Dann konnte man den ersten grellen Blitz sehen, der den mittlerweile komplett schwarzen Himmel zu spalten schien, und fast augenblicklich ertönte ein krachender Donner. Dies wirkte auf die Tiere. Mit panischen Schreien brachen sie aus und verstreuten sich in alle Himmelsrichtungen. Der arme Sven versuchte vergeblich, sie zusammenzutreiben, was sich jedoch als unmöglich erwies. Nicht zuletzt war der Wind ein Grund dazu. Nun toste er schon mit orkanartigen Böen über das Land und in den nahegelegenen Wäldern erhob sich ein Rauschen und Brausen, dass dem Jungen Angst und Bange wurde.
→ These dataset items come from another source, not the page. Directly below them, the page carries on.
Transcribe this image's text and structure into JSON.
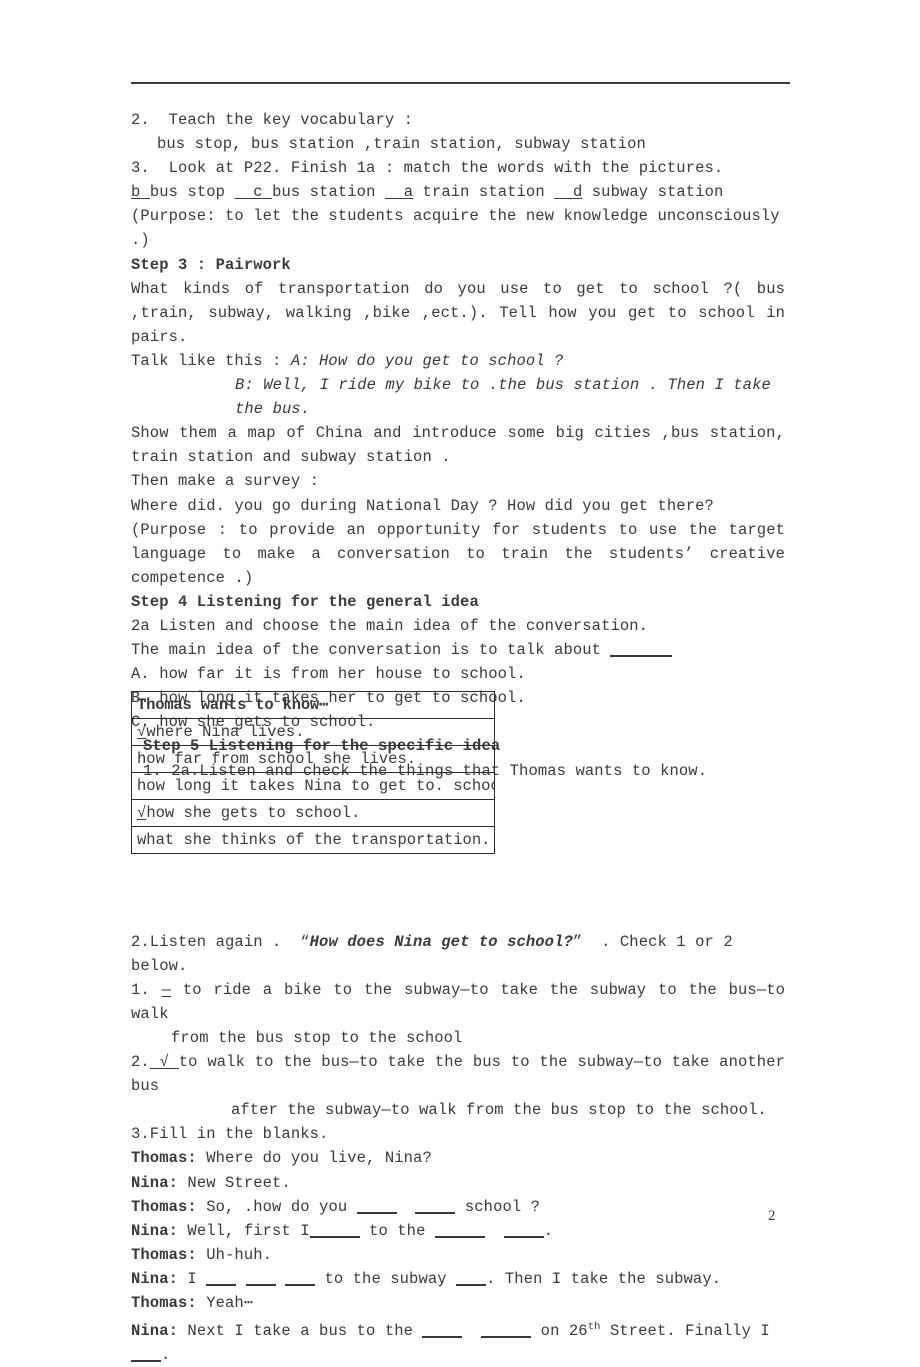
{
  "page": {
    "number": "2"
  },
  "body": {
    "l1_num": "2.",
    "l1_text": "Teach the key vocabulary :",
    "l2_text": "bus stop, bus station ,train station, subway station",
    "l3_num": "3.",
    "l3_text": "Look at P22. Finish 1a : match the words with the pictures.",
    "match": {
      "a1": "b",
      "t1": "bus stop",
      "a2": "c",
      "t2": "bus station",
      "a3": "a",
      "t3": "train station",
      "a4": "d",
      "t4": "subway station"
    },
    "purpose1": "(Purpose: to let the students acquire the new knowledge unconsciously .)",
    "step3_heading": "Step 3 : Pairwork",
    "step3_p1": "What kinds of transportation do you use to get to school ?( bus ,train, subway, walking ,bike ,ect.). Tell how you get to school in pairs.",
    "talk_lead": "Talk like this : ",
    "talk_a": "A: How do you get to school ?",
    "talk_b": "B: Well, I ride my bike to .the bus station . Then I take the bus.",
    "show_map": "Show them a map of China and introduce some big cities ,bus station, train station and subway station .",
    "survey_lead": "Then make a survey :",
    "survey_q": "Where did. you go during National Day ? How did you get there?",
    "purpose2": "(Purpose : to provide an opportunity for students to use the target language to make a conversation to train the students’  creative competence .)",
    "step4_heading": "Step 4 Listening for the general idea",
    "step4_2a": "2a Listen and choose the main idea of the conversation.",
    "step4_stem": "The main idea of the conversation is to talk about ",
    "step4_a": "A. how far it is from her house to school.",
    "step4_b": "B. how long it takes her to get to school.",
    "step4_c": "C. how she gets to school.",
    "step5_heading": "Step 5 Listening for the specific idea",
    "step5_1": "1. 2a.Listen and check the things that Thomas wants to know.",
    "listen_again_pre": "2.Listen again .  “",
    "listen_again_ital": "How does Nina get to school?",
    "listen_again_post": "”  . Check 1 or 2 below.",
    "opt1_num": "1.",
    "opt1_dash": "—",
    "opt1_text": "to ride a bike to the subway—to take the subway to the bus—to walk",
    "opt1_cont": "from the bus stop to the school",
    "opt2_num": "2.",
    "opt2_tick": "√",
    "opt2_text": "to walk to the bus—to take the bus to the subway—to take another bus",
    "opt2_cont": "after the subway—to walk from the bus stop to the school.",
    "fill_heading": "3.Fill in the blanks."
  },
  "table": {
    "header": "Thomas wants to know⋯",
    "rows": [
      {
        "tick": "√",
        "text": "where Nina lives."
      },
      {
        "tick": "",
        "text": "how far from school she lives."
      },
      {
        "tick": "",
        "text": "how long it takes Nina to get to. school."
      },
      {
        "tick": "√",
        "text": "how she gets to school."
      },
      {
        "tick": "",
        "text": "what she thinks of the transportation."
      }
    ]
  },
  "dialogue": {
    "d1_speaker": "Thomas:",
    "d1_text": "Where do you live, Nina?",
    "d2_speaker": "Nina:",
    "d2_text": "New Street.",
    "d3_speaker": "Thomas:",
    "d3_pre": "So, .how do you ",
    "d3_mid": " ",
    "d3_post": " school ?",
    "d4_speaker": "Nina:",
    "d4_pre": "Well, first I",
    "d4_mid": " to the ",
    "d4_post": " ",
    "d4_end": ".",
    "d5_speaker": "Thomas:",
    "d5_text": "Uh-huh.",
    "d6_speaker": "Nina:",
    "d6_pre": "I ",
    "d6_mid": " to the subway ",
    "d6_post": ". Then I take the subway.",
    "d7_speaker": "Thomas:",
    "d7_text": "Yeah⋯",
    "d8_speaker": "Nina:",
    "d8_pre": "Next I take a bus to the ",
    "d8_mid": " ",
    "d8_on": " on 26",
    "d8_sup": "th",
    "d8_post": " Street. Finally I ",
    "d8_end": "."
  }
}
Hilflos versuchte er, den Auftrag seiner Mutter zu erfüllen, doch er hatte nicht die geringste Chance. Als er, sich bereits gegen den Wind stemmend, verzweifelt zum Hof hinabsah, entdeckte er verschwommen die Gestalt seiner Mutter, die ihm heftig winkte.
Instinktiv wusste Sven, dass er sofort seiner Mutter folgen musste, oder er würde es nie mehr schaffen. Er rannte los.
Er hatte die Weide noch nicht mal verlassen, als der Regen einsetzte. Und nicht, wie gewöhnlich, zuerst leicht tröpfelnd und stetig an Intensität zunehmend. Vom einen auf den anderen Moment setzte ein gewaltiger Fluss ein, als würde der Himmel seine Schleusen öffnen und alle Wasser der neun Welten gleichzeitig entladen, und auch die Tropfen waren riesig im Vergleich zu normalem Regen.
Durch die dichten Sturzbäche hindurch konnte Sven plötzlich nichts mehr sehen und drohte, die Orientierung zu verlieren. Doch da war es ihm, als würde eine unsichtbare Hand ihn in eine bestimmte Richtung schieben. Und plötzlich fand die Hand seiner Mutter die Seine und zog und zerrte, bis er endlich in der trockenen Hütte war.
Sofort hatte seine Mutter ihn auf einen Sessel niedergedrückt und ihm eine dicke Decke um die Schultern geworfen.
"Ein schlimmer Sturm..." ertönte plötzlich die krächzende Stimme der alten Heidrun. Sie war Svens Großmutter, und jeder kannte sie eigentlich nur als die "Alte" Heidrun.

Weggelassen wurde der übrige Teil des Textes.